Seldom has a 5-2 starting point felt so tantalising, and Liverpool could never relax on their seemingly commanding position. The threat was always there. Salah, meanwhile, now knows the pointlessness of not celebrating goals against former clubs. At Anfield, Salah was apologetic about his two first-half goals, raising his palms and avoiding the group hug. His reward was to be jeered by Roma fans on his old hunting ground - a more rational approach, if a little ungracious.
Roma have been derided as semi-final impostors. But you could hardly question their spirit. They pressed and hustled, hounding Liverpool’s two young full-backs, Andy Robertson and Alexander-Arnold, and giving Van Dijk the biggest test of his Liverpool career, four months in. Roma went direct, whipping diagonal balls forward and trying to create mayhem in Loris Karius’s penalty box.

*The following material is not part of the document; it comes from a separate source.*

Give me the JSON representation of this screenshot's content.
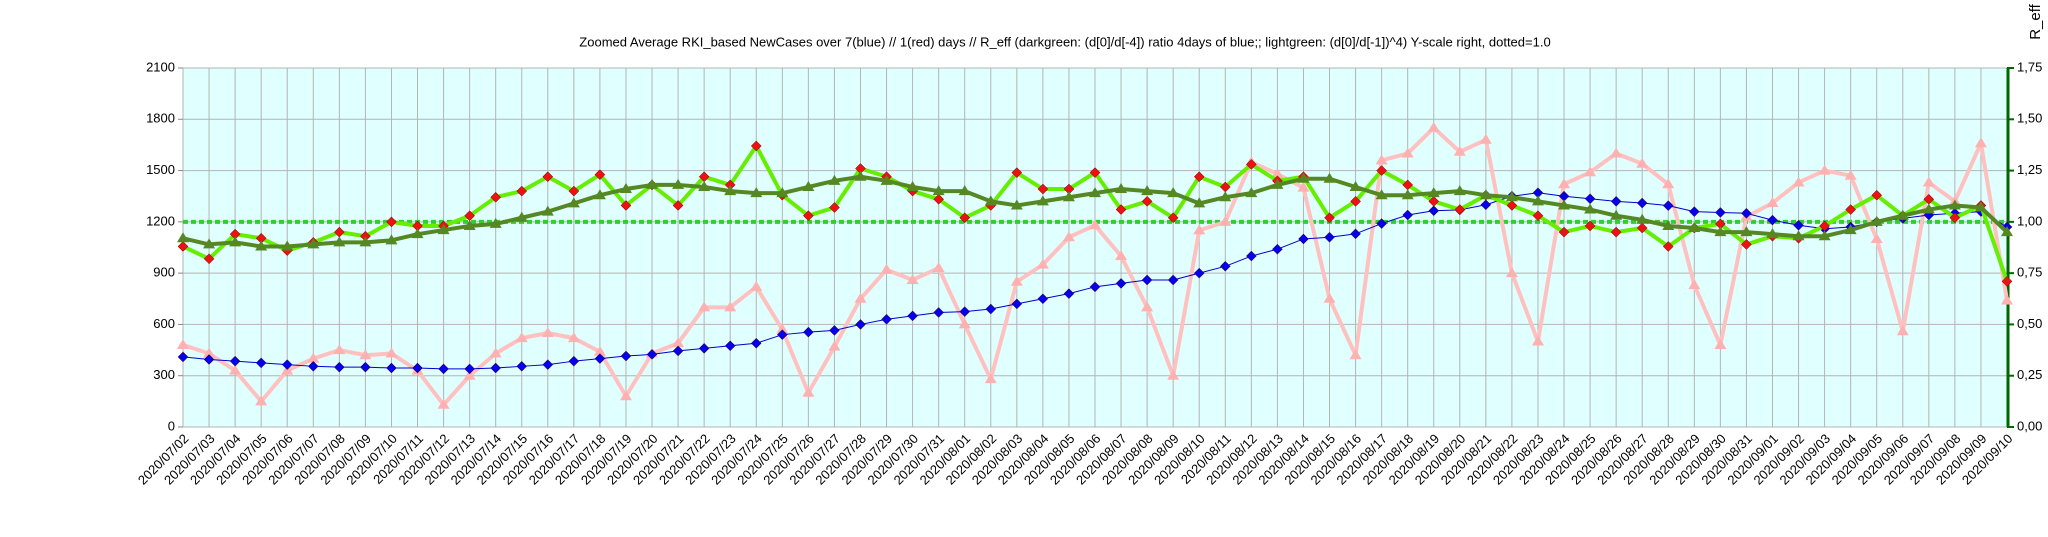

With eight minutes left, Klopp sent Ragnar Klavan on as a fifth defender in place of Mane, but even then the tension was maintained - and intensified when Radja Nainggollan struck from long-range with five minutes left, and then scored from the penalty spot. Desperation, of different kinds, gripped both teams.
It hurts so much that #ASRoma’s incredible dream of going all the way to Kiev is over but you’ll be there in your new colours.
Good luck in the #UCL final @MoSalah#ForzaRoma#YNWApic.twitter.com/BOsVgoKLjI
— AS Roma English (@ASRomaEN) May 2, 2018
Football ceases to be academic at this point. It becomes a ferocious battle of wills. You either stand or break. Purists will say that no tie with so many goals can be hailed as a classic. But it’s too early in Liverpool’s return as European heavyweights to be throwing academic caveats at them.
They were forged by fire in this tumultuous semi-final, which propels them into a final against another team, Real Madrid, who made it to Kiev the hard way. Liverpool earned another stroll round the pitch and a song.